I’m running the program below on a 32 cpu/64 thread system without much of anything else running on it. If I use anything beyond 16 cores then the execution time in the second run is effectively flat. This is true both when I using a precompiled system image and when I don’t (though a bit more so when using a precompiled system image for reasons I don’t understand). What am I missing?

using Distributed 
@everywhere using Optim, LinearAlgebra

@everywhere const R = 8000
@everywhere const d = 40

@everywhere function once(x::Int64)
    for r = 1: ((x<0) ? 1 : R)
        function Ω(θ::Vector{Float64})::Float64
            dot(θ,θ) * 0.5
        end
        function dΩ!(g::Vector{Float64}, θ::Vector{Float64})
            g[:] = θ
        end
        function ddΩ!(H::Matrix{Float64}, θ::Vector{Float64})
            H[:,:] .= 0.0
            for i = 1:d
                H[i,i] = 1.0
            end
        end
        Optim.optimize(Ω::Function, dΩ!::Function, ddΩ!::Function, ones(Float64,d), NewtonTrustRegion())
    end
end

function doit()
    @time pmap(once, -64:-1)
    @time pmap(once, 1:192)
end

doit()

Could this be because dot calls BLAS, and Julia is built with OpenBlas limited to use 16 threads, see https://github.com/JuliaLang/julia/blob/master/deps/blas.mk?

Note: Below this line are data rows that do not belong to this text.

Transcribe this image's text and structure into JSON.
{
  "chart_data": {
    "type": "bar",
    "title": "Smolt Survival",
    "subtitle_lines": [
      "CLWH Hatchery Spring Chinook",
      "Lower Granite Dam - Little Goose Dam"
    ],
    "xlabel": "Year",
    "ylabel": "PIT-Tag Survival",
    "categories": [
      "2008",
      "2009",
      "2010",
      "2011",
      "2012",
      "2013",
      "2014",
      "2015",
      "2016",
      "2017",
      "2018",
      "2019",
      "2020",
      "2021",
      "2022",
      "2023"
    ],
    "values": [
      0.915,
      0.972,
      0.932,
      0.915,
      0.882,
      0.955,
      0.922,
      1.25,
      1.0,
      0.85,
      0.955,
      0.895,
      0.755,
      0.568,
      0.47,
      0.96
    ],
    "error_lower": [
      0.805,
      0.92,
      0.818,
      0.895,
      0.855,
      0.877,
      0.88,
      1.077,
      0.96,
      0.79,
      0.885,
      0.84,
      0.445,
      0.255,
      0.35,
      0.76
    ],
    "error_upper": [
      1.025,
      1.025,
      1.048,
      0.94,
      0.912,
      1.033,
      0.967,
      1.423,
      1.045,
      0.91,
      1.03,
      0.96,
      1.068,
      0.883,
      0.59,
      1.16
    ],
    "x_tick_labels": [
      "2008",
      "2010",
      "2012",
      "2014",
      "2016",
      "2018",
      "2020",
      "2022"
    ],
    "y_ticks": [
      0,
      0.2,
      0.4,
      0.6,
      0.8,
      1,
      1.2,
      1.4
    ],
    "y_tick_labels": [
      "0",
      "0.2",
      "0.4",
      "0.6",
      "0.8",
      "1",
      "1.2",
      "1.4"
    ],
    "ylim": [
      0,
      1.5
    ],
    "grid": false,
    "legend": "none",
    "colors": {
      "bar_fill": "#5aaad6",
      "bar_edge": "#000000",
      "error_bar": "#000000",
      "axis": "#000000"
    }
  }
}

If this is the case, then you could try writing the dot call as an explicit loop, or using MKL.jl, or building OpenBlas with more threads.

Thank you. This is indeed related, though the cause is different.

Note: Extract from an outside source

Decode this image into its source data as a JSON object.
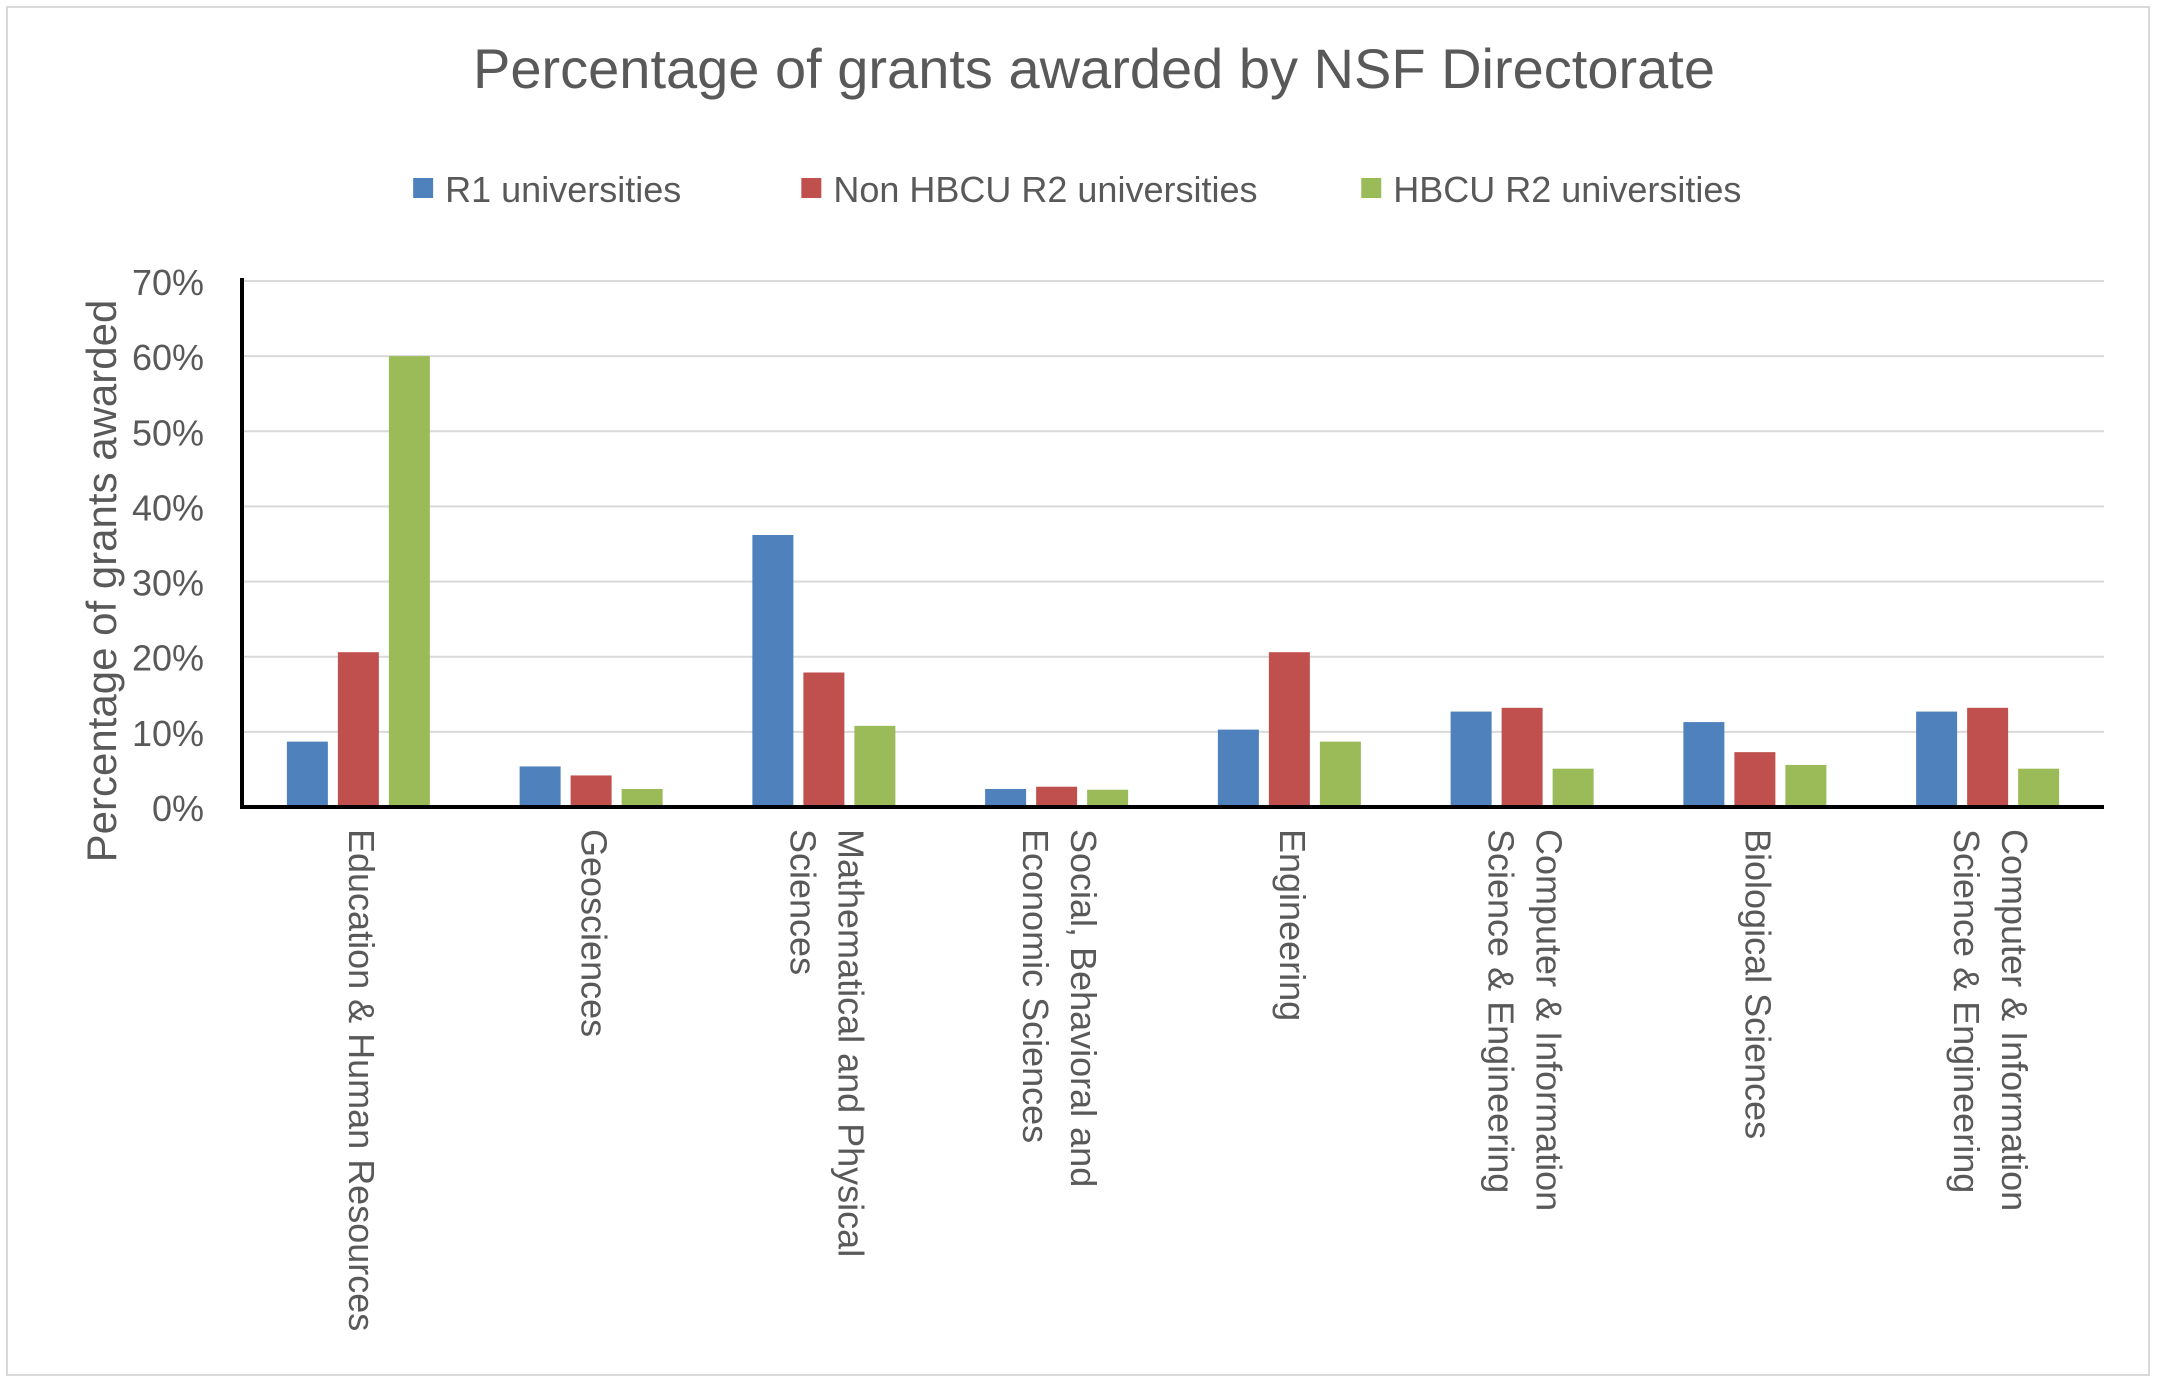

If I run things in parallel and OpenBLAS also runs things in parallel in each of the processes that I have going then I’m effectively using many more threads than I had indicated. Perhaps I should compile a separate version from source with a maximum of one thread to use it like I had intended.

And curiously, my OpenBLAS seems to max out at 8 threads. Hmmm.

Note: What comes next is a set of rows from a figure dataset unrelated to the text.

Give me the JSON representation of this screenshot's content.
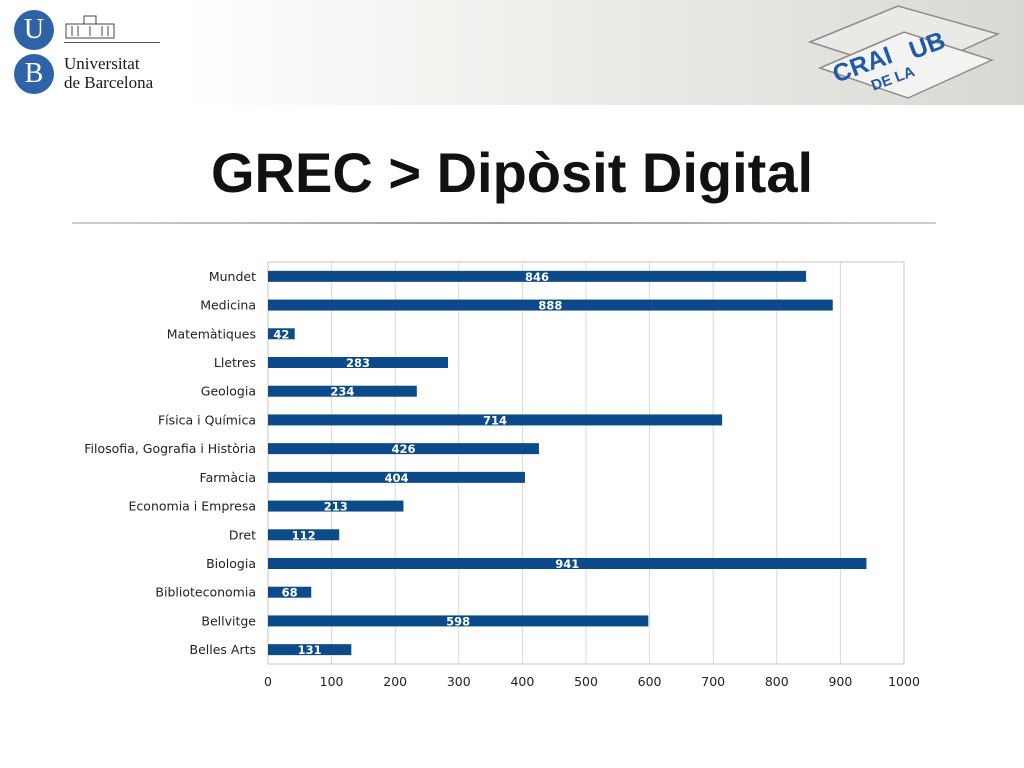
{
  "header": {
    "logo_letters": [
      "U",
      "B"
    ],
    "logo_name_lines": [
      "Universitat",
      "de Barcelona"
    ],
    "crai_logo_text": [
      "CRAI",
      "DE LA",
      "UB"
    ]
  },
  "slide": {
    "title": "GREC > Dipòsit Digital"
  },
  "colors": {
    "bar": "#0c4a8a",
    "ub_blue": "#2e63a7",
    "crai_blue": "#1e5aa8",
    "gridline": "#d9d9d9"
  },
  "chart_data": {
    "type": "bar",
    "orientation": "horizontal",
    "categories": [
      "Mundet",
      "Medicina",
      "Matemàtiques",
      "Lletres",
      "Geologia",
      "Física i Química",
      "Filosofia, Gografia i Història",
      "Farmàcia",
      "Economia i Empresa",
      "Dret",
      "Biologia",
      "Biblioteconomia",
      "Bellvitge",
      "Belles Arts"
    ],
    "values": [
      846,
      888,
      42,
      283,
      234,
      714,
      426,
      404,
      213,
      112,
      941,
      68,
      598,
      131
    ],
    "xlim": [
      0,
      1000
    ],
    "xticks": [
      0,
      100,
      200,
      300,
      400,
      500,
      600,
      700,
      800,
      900,
      1000
    ],
    "data_labels": true,
    "grid": "vertical",
    "legend": "none"
  }
}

This is a bit of speculation, but it could be that threaded BLAS is simply not enabled. See the default keyword argument enable_threaded_blas = false for addprocs, documentation here: Distributed Computing · The Julia Language

But, because you don’t explicitly call addprocs, I’m not sure of the default behavior.

You can control the number of threads used by BLAS at run-time with the BLAS.set_num_threads function from LinearAlgebra:

julia> using LinearAlgebra

julia> LinearAlgebra.BLAS.set_num_threads(1)
1 Like

Thanks! I didn’t know that was possible.